In particular, this means $\bigwedge^2_R(M \otimes_R k)=0$. But the vector space dimension of this module is always ${\dim_k(M \otimes_R k) \choose 2}={\mu_R(M) \choose 2}$, where $\mu_R(M)$ denotes the minimal number of generators of $M$. But this value can only be $0$ if $\mu_R(M) \le 1$, i.e., if $M$ is cyclic, and we have the forward direction.

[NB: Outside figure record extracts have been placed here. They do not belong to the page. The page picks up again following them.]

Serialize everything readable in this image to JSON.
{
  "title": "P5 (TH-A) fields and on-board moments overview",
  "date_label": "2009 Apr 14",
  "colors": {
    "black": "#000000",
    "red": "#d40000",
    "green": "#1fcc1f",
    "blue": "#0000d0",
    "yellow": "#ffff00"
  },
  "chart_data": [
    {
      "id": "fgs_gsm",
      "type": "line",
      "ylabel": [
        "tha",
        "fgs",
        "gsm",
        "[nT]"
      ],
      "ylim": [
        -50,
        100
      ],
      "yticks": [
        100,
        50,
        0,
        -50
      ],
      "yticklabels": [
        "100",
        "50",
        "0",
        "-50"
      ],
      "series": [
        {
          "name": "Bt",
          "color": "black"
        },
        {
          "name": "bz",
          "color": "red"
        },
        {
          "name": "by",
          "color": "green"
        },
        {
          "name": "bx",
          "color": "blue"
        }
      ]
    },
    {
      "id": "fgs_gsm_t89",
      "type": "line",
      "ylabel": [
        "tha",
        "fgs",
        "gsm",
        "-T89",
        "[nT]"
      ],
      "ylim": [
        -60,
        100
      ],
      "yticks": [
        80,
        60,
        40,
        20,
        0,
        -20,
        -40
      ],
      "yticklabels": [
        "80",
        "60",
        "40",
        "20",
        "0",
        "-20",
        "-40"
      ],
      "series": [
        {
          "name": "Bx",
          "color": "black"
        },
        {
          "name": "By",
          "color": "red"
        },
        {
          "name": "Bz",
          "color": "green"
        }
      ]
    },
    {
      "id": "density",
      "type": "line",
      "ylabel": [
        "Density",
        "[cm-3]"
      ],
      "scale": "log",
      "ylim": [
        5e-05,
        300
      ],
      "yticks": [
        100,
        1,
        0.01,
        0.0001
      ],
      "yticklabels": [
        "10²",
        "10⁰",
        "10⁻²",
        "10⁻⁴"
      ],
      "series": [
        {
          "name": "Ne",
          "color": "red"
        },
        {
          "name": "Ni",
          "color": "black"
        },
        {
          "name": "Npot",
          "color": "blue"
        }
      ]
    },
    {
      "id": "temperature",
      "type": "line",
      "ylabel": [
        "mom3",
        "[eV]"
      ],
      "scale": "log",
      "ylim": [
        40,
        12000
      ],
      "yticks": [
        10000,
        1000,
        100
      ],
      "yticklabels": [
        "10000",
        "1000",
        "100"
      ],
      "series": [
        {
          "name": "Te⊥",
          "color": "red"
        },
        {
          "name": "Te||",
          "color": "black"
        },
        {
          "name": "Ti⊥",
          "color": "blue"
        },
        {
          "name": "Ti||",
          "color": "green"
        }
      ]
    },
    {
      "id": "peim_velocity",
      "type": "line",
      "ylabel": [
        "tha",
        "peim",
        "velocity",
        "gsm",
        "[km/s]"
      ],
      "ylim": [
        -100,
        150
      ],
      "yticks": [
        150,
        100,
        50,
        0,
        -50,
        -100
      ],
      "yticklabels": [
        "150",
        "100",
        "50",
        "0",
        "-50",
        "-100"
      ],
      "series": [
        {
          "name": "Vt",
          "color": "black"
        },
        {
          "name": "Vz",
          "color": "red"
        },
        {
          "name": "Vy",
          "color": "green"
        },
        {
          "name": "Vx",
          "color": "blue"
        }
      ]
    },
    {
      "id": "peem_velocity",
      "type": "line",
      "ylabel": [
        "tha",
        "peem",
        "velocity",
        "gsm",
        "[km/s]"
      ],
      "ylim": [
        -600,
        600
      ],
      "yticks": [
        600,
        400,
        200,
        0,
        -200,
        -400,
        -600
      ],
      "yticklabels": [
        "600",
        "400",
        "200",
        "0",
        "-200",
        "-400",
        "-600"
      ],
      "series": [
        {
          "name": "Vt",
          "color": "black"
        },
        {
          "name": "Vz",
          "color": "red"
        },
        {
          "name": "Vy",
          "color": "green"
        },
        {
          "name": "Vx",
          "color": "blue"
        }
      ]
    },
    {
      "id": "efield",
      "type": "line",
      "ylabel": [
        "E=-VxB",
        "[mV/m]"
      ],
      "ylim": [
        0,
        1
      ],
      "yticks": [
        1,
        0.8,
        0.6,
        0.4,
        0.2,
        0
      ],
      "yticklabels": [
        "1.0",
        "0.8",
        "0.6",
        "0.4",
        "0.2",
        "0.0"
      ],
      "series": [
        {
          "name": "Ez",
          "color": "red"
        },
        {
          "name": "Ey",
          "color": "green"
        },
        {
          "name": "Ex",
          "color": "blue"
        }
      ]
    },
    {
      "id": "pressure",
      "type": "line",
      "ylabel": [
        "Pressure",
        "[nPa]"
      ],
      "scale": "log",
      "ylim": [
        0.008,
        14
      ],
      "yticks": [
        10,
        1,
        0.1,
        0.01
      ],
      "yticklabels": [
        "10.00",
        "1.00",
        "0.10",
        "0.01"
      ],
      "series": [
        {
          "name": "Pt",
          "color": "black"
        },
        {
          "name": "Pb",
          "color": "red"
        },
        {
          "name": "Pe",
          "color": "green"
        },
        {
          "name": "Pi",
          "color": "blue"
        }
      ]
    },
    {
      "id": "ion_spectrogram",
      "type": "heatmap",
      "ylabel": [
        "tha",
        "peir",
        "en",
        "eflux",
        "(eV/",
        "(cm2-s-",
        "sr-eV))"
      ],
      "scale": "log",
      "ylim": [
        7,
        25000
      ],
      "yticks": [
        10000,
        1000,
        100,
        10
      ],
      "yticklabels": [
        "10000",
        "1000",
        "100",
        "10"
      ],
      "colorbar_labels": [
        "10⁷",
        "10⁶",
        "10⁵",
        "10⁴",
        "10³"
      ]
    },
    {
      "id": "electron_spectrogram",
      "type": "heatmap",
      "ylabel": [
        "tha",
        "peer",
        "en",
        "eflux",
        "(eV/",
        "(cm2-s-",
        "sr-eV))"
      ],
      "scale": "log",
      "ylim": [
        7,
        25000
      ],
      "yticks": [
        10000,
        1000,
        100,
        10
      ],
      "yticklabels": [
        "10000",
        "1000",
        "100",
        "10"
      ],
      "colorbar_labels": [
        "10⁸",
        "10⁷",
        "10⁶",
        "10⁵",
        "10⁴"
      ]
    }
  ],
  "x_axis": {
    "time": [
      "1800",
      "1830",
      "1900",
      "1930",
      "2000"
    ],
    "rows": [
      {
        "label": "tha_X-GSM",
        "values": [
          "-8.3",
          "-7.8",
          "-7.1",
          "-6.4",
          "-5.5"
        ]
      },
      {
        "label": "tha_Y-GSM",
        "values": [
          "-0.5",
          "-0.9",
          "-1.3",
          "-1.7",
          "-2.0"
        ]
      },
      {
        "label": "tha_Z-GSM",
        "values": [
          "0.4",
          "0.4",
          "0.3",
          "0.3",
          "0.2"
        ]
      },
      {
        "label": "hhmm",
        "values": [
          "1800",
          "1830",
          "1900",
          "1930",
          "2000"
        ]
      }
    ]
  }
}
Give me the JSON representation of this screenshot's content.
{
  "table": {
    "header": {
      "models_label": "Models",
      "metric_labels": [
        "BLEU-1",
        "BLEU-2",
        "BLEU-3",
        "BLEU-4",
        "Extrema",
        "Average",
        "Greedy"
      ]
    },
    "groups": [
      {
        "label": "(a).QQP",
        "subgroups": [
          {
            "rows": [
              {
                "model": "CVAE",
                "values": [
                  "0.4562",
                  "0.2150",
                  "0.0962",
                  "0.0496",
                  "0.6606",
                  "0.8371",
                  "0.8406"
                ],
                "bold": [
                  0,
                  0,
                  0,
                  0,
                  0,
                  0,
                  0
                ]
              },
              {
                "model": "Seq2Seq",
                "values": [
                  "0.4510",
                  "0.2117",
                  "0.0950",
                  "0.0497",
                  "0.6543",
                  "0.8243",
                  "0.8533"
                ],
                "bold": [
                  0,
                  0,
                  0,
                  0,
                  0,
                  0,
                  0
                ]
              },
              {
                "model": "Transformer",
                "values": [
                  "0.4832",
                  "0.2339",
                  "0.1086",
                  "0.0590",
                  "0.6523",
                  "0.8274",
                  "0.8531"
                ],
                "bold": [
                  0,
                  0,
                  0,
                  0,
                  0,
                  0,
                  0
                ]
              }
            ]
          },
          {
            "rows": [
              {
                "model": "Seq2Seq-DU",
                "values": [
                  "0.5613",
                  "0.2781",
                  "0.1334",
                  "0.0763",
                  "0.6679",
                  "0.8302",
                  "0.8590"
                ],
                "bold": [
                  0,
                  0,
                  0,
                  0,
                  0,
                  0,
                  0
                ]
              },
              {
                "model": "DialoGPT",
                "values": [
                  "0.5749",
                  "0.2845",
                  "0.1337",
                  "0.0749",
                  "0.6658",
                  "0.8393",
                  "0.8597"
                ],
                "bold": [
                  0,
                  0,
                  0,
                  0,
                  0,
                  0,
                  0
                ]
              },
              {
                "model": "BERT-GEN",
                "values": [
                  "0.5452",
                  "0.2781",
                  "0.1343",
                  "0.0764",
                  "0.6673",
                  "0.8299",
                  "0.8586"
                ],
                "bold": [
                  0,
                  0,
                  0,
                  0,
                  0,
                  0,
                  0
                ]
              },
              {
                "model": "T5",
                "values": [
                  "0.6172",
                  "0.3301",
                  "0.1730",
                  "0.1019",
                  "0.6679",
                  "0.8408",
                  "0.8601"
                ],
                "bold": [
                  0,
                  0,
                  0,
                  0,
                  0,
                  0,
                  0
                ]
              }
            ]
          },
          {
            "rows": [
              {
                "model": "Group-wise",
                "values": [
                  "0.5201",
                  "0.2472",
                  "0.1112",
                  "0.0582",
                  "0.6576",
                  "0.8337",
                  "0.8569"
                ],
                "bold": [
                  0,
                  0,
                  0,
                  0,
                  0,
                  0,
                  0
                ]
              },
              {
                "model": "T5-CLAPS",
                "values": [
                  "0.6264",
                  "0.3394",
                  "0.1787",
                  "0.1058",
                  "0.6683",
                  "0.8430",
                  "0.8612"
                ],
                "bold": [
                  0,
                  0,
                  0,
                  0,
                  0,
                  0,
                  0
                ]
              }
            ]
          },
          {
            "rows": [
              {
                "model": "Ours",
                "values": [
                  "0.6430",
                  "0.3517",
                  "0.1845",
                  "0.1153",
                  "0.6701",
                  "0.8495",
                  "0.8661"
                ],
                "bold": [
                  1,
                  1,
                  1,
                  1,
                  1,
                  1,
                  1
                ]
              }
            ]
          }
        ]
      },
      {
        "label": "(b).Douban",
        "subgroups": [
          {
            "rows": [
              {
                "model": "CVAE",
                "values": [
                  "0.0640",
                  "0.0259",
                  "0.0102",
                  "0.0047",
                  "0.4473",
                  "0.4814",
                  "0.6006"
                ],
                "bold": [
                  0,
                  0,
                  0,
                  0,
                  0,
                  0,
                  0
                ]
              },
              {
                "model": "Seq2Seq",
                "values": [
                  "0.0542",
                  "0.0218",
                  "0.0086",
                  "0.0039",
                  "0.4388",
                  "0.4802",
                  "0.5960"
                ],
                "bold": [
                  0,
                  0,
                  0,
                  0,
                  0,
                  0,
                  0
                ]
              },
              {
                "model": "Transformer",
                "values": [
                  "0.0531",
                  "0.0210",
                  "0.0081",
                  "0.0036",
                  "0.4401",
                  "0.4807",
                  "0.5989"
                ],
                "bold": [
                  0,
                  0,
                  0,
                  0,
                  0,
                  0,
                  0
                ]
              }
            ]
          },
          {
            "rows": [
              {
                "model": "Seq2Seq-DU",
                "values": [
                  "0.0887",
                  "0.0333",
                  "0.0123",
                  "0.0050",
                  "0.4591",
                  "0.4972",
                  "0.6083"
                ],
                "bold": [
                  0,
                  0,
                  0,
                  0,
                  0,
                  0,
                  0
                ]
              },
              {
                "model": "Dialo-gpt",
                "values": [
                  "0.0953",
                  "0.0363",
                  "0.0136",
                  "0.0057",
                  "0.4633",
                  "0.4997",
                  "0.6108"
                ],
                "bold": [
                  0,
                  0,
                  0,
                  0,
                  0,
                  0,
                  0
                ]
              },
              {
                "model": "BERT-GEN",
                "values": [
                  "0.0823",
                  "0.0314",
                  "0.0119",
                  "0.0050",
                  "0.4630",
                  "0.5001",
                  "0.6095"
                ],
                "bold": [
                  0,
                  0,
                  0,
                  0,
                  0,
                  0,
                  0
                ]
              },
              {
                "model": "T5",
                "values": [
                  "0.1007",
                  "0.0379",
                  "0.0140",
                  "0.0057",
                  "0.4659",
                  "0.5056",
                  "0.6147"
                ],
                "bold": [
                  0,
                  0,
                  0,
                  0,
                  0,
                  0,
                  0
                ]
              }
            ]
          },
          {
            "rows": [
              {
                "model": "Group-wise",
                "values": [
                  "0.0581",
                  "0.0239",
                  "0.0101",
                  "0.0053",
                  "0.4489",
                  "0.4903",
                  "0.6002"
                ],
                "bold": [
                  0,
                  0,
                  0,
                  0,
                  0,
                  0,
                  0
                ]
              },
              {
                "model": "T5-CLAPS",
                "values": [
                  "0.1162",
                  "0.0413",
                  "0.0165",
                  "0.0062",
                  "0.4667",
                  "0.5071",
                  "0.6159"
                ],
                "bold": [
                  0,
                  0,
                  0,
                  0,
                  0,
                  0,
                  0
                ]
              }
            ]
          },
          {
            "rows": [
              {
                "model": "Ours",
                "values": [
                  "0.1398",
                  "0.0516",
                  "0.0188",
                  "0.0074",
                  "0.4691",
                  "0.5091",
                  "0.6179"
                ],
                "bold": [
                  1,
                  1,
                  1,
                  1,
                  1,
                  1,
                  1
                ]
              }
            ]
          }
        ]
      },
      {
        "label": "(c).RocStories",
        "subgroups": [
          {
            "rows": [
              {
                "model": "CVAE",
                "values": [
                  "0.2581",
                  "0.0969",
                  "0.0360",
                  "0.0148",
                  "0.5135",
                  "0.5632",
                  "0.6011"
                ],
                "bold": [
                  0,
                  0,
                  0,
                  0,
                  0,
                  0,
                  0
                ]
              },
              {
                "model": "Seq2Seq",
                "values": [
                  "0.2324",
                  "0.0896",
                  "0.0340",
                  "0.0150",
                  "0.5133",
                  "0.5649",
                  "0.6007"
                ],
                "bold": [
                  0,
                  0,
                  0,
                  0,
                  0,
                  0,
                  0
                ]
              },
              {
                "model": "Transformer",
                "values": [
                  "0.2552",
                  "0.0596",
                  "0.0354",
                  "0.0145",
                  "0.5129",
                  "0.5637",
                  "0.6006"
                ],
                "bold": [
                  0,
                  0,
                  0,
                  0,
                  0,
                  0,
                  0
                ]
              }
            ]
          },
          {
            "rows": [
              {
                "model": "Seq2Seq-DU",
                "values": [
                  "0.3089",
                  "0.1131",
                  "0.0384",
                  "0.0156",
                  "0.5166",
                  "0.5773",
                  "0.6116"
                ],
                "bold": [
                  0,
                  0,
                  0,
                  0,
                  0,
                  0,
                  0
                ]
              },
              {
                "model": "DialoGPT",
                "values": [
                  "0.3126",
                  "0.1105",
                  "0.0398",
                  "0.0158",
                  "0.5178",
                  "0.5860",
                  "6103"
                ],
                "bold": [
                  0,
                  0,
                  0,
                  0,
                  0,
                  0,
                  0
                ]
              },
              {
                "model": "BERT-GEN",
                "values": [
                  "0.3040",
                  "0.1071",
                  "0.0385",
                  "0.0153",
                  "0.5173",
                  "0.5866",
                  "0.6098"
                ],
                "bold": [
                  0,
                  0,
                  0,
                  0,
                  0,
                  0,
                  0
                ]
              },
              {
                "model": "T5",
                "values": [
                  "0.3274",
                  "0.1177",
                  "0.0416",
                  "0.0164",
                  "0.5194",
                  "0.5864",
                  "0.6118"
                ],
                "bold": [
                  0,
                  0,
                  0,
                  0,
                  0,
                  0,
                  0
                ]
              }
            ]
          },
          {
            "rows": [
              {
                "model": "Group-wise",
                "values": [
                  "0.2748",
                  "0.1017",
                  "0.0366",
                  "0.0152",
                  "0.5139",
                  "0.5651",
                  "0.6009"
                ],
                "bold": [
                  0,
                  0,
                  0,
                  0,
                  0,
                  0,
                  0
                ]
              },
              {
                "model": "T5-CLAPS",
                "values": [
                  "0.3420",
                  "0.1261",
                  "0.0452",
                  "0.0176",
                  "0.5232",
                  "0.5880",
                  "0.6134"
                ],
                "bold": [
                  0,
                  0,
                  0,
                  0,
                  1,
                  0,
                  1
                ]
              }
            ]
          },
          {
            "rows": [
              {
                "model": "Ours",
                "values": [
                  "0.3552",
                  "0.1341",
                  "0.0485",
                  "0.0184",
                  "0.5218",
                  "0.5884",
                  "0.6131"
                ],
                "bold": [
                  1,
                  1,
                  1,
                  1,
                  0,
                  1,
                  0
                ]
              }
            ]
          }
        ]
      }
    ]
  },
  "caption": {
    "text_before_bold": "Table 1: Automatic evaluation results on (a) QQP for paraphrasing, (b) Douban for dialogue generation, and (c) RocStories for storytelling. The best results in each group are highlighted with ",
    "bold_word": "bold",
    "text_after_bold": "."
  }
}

For the backwards direction, if $M$ is cyclic, then $\bigwedge^2_R(M)=0$ so $\iota_M$ is trivially $0$.

Answer 2

(2) implies (3) is obvious, and (3) implies (1) follows from the fact that (1) can be tested by something of the form $f=0$ for some map $f: M\otimes M\to M\otimes M$ which can be tested locally on maximal ideals.

So the only interesting bit is (1) implies (2). Clearly $M_\mathfrak p$ satisfies the same condition over $R_\mathfrak p$, so one way to phrase the question would be over a local ring : if $(R,\mathfrak m)$ is local and $M$ f.g. over $R$ satisfying the condition, then is it cyclic ?

Now clearly the property is true over fields, so perhaps one could try to use Nakayama lemma to lift the statement for fields to local rings : let $x_1,...,x_n$ be a generating family for $M$. Then they generate $M/\mathfrak m M$ which is $\leq 1$-dimensional by the property for fields ($R/\mathfrak m$ is a field).

Therefore there is $i$ such that $\overline{x_i}$ generates $M/\mathfrak mM$. But then the Nakayama lemma implies that $x_i$ generates $M$ : $M$ is cyclic.